D5/T4.5 war unser letzter abzuarbeitender Matrixpunkt. Davor musste das Team Rheininsel noch die Kombination D5/T1 "erledigen", aber der Zufall wollte es, dass wir das mit dem letzten gemeinsamen Abenteuer kombinieren konnten. Unsere Wahl fiel auf Ein Mondschaf und verbotene Sprünge irgendwo in Gelsenkirchen. Die Koordinaten für die erste Station konnten wir uns durch das Cachechecker-Prüfprogramm bestätigen lassen. Das gab uns etwas Sicherheit (bei der langen Anreise), auch an korrekter Stelle nach dem Mikro zu suchen. Wir waren schnell fündig und konnten uns jetzt auf den Final konzentrieren.

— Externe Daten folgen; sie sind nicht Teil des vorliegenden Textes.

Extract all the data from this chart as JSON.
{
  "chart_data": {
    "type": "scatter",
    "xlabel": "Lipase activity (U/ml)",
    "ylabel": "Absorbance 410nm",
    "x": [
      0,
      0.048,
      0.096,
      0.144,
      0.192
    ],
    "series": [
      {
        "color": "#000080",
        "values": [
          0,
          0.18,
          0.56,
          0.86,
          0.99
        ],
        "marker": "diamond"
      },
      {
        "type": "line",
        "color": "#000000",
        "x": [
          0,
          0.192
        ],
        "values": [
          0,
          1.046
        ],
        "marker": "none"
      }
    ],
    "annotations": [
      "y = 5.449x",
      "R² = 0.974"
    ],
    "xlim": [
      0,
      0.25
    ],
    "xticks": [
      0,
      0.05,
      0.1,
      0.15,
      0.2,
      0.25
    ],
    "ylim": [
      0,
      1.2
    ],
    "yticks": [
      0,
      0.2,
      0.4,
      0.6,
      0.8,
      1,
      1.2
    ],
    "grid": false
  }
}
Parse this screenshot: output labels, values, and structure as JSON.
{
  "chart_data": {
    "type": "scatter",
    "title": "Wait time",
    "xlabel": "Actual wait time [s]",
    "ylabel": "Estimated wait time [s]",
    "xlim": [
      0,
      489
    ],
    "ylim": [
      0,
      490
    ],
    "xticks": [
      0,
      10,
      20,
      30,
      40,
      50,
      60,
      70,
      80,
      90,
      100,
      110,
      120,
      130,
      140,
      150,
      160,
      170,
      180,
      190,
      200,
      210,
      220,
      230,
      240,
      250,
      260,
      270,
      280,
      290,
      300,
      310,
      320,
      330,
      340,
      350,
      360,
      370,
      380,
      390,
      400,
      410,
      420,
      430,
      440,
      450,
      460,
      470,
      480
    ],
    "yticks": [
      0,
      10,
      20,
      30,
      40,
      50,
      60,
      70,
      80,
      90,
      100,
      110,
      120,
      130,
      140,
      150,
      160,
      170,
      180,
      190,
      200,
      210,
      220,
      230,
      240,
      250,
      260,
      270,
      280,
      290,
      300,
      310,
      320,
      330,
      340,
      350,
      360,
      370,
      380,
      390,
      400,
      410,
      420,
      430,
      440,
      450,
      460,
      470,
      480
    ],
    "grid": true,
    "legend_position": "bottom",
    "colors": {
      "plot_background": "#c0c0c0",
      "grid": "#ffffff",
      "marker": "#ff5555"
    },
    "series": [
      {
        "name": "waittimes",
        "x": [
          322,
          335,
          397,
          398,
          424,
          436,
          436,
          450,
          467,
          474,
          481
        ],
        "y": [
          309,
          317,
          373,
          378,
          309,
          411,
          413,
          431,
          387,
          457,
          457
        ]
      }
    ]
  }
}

Aber der Versteckort des Final hatte es in sich. Und wieder: Wir dachten viel zu kompliziert. Glaubten wir, nur mit schwerer Kletterausrüstung an die vermeintliche Dose heranzukommen, belehrte uns ein TJ, dass wir das auch viel einfacher haben könnten. Wie, wird nicht verraten, aber uns fiel ein Stein vom Herzen: Das Gelände war an diesem Tag muggeldurchseucht und wir hätten mit Klettereinlagen viel zu viel Aufmerksamkeit auf uns gezogen. Hinweis: Der Cache ist seit März 2010 archiviert.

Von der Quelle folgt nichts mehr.